The Institute of Financial Planning made a loss before tax of £17,589 in 2013, compared to a pre-tax surplus of £60,828 in 2012.
Its annual results show the IFP branded business made a loss of £20,296 while the subsidiary FPSB UK, which provides professional qualifications, made a profit of £2,706.
The IFP, which operates on a not for profit basis, says the deficit is “disappointing” after four years of profitability. But it says the deficit was well covered by its reserves.
The organisation last year gained 244 new members, taking its total from 1,802 to 2,046 members.
IFP chief executive Steve Gazzard says increased premises costs, and a decision to “continue to invest in service provision and marketing for membership growth”, contributed to the loss.
The professional body, which is based in Bristol, moved to new headquarters in January.
Gazzard says: “Our primary aim for the year was to achieve net membership growth, whilst also seeking to grow the numbers of accredited financial planning firms and to increase the take up of the accredited paraplanner and certified financial planner professional designations. I’m pleased to report that all of this was achieved.”
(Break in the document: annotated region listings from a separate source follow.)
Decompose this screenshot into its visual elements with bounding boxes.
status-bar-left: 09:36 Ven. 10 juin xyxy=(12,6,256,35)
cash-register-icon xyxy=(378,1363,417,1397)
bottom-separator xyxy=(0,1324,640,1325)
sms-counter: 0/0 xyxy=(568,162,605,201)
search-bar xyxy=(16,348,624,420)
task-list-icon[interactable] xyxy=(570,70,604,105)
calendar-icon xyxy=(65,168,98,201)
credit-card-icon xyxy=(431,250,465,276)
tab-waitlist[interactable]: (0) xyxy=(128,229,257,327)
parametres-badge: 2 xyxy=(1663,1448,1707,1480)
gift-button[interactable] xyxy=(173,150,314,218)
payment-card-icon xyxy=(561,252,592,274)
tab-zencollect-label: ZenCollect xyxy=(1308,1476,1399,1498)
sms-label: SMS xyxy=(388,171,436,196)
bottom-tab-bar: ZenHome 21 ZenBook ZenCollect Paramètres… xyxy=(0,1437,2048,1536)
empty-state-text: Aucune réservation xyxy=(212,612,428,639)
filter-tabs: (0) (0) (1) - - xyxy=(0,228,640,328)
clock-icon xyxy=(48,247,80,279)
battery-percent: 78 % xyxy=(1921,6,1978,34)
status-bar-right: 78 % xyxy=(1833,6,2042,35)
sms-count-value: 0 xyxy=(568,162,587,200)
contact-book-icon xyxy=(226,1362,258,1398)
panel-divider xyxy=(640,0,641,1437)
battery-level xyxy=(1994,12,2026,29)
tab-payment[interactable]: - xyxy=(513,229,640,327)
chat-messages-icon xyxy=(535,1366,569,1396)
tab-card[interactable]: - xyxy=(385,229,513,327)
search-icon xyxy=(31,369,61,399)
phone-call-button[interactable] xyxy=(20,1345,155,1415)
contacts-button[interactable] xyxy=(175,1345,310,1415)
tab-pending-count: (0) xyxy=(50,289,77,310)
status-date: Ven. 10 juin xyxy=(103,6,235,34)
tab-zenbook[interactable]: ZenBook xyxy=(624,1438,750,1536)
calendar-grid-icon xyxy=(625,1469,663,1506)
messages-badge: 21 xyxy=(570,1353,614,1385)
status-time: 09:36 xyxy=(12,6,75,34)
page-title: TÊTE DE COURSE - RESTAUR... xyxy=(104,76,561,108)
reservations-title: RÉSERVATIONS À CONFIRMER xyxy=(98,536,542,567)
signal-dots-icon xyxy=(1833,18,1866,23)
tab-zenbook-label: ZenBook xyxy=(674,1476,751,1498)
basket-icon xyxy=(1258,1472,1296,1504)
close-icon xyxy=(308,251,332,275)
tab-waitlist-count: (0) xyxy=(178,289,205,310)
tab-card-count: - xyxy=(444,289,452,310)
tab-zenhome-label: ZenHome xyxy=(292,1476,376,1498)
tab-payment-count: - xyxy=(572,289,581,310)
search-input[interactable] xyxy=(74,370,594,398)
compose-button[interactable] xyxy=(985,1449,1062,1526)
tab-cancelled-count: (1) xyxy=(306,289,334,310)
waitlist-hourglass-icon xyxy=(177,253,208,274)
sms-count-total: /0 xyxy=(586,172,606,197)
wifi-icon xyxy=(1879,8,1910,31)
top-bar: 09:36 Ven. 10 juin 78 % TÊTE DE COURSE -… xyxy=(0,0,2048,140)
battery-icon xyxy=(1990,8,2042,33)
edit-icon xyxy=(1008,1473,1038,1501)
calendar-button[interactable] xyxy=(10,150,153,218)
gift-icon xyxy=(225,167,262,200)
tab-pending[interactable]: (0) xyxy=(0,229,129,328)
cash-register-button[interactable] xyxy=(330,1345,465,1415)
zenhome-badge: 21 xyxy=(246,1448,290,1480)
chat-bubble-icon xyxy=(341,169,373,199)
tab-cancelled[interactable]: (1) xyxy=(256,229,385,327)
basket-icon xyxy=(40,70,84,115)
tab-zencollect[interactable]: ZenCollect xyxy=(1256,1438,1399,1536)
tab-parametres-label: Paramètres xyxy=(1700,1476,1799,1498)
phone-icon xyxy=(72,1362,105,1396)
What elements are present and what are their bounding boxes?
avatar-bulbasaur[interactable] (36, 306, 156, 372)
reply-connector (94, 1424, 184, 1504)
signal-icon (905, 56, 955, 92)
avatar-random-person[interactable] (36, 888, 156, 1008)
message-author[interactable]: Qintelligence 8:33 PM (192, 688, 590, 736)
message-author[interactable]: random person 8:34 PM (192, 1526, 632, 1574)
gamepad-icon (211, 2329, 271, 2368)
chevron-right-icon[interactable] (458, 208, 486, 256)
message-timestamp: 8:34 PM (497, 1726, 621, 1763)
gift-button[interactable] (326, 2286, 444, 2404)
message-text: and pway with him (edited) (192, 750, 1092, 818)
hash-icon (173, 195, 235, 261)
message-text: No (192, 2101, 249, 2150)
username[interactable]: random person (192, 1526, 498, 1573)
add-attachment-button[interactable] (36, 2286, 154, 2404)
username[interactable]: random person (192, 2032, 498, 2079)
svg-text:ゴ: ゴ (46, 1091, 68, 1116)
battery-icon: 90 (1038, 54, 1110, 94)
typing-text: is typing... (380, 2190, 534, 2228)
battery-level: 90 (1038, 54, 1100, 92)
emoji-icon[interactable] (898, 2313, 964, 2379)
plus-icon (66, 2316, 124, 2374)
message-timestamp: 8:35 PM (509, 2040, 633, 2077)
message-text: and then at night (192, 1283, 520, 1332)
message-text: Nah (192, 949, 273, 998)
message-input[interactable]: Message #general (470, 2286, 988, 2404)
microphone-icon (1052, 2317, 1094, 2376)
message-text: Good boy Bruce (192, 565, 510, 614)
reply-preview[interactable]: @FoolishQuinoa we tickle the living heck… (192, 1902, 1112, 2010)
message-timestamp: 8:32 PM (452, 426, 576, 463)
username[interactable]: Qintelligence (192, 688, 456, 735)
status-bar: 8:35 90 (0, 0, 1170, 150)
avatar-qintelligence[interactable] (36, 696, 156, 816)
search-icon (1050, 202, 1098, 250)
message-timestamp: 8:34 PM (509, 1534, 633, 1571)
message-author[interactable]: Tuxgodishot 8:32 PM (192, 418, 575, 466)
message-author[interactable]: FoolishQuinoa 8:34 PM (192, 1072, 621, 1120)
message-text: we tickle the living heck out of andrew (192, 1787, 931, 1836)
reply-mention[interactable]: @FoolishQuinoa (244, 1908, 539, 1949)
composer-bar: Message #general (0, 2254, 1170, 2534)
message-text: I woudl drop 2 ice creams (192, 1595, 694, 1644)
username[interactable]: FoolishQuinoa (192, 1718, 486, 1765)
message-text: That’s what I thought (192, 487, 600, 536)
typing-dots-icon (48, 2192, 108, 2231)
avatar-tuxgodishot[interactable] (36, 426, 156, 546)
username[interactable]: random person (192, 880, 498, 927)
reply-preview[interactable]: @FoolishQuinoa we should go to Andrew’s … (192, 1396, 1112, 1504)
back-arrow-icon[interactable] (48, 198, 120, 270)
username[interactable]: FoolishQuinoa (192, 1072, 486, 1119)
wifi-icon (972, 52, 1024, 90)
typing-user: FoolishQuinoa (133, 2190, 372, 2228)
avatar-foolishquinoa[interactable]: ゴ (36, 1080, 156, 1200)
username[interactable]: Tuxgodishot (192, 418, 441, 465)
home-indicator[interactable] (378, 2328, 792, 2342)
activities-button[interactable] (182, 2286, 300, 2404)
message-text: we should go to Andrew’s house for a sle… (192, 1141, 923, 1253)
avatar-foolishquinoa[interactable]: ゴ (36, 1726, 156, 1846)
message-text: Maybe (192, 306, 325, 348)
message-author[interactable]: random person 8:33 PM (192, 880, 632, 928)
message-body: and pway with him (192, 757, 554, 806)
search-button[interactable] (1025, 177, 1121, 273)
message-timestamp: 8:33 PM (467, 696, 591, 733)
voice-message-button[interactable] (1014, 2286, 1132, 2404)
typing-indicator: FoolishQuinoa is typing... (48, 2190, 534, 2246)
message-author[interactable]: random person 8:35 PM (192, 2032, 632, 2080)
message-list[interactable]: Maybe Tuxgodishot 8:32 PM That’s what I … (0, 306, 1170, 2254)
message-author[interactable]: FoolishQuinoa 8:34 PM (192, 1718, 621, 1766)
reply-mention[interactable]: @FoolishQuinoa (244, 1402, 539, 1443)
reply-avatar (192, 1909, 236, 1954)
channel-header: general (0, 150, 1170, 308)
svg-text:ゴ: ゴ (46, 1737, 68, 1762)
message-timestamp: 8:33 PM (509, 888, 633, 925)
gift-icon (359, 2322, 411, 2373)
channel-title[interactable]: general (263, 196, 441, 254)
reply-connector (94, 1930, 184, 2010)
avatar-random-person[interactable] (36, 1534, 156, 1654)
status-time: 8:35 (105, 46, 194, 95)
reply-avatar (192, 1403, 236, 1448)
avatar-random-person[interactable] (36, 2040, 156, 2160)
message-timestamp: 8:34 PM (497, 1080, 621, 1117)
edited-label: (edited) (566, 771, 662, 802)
IFP president Rebecca Taylor adds: “Nick Cann, IFP’s long-standing chief executive, suffered a major stroke in March 2013 following which he has been unable as yet, to return to work.
“This has resulted in a reorganisation of the accountabilities of staff in the IFP and FPSB UK teams and additional costs being incurred as well as workload.
“Steve Gazzard has done a fantastic job in stepping up to cover the chief executive role in Nick’s absence, in very difficult circumstances. I am also very pleased to report that Nick Cann’s recovery continues steadily.”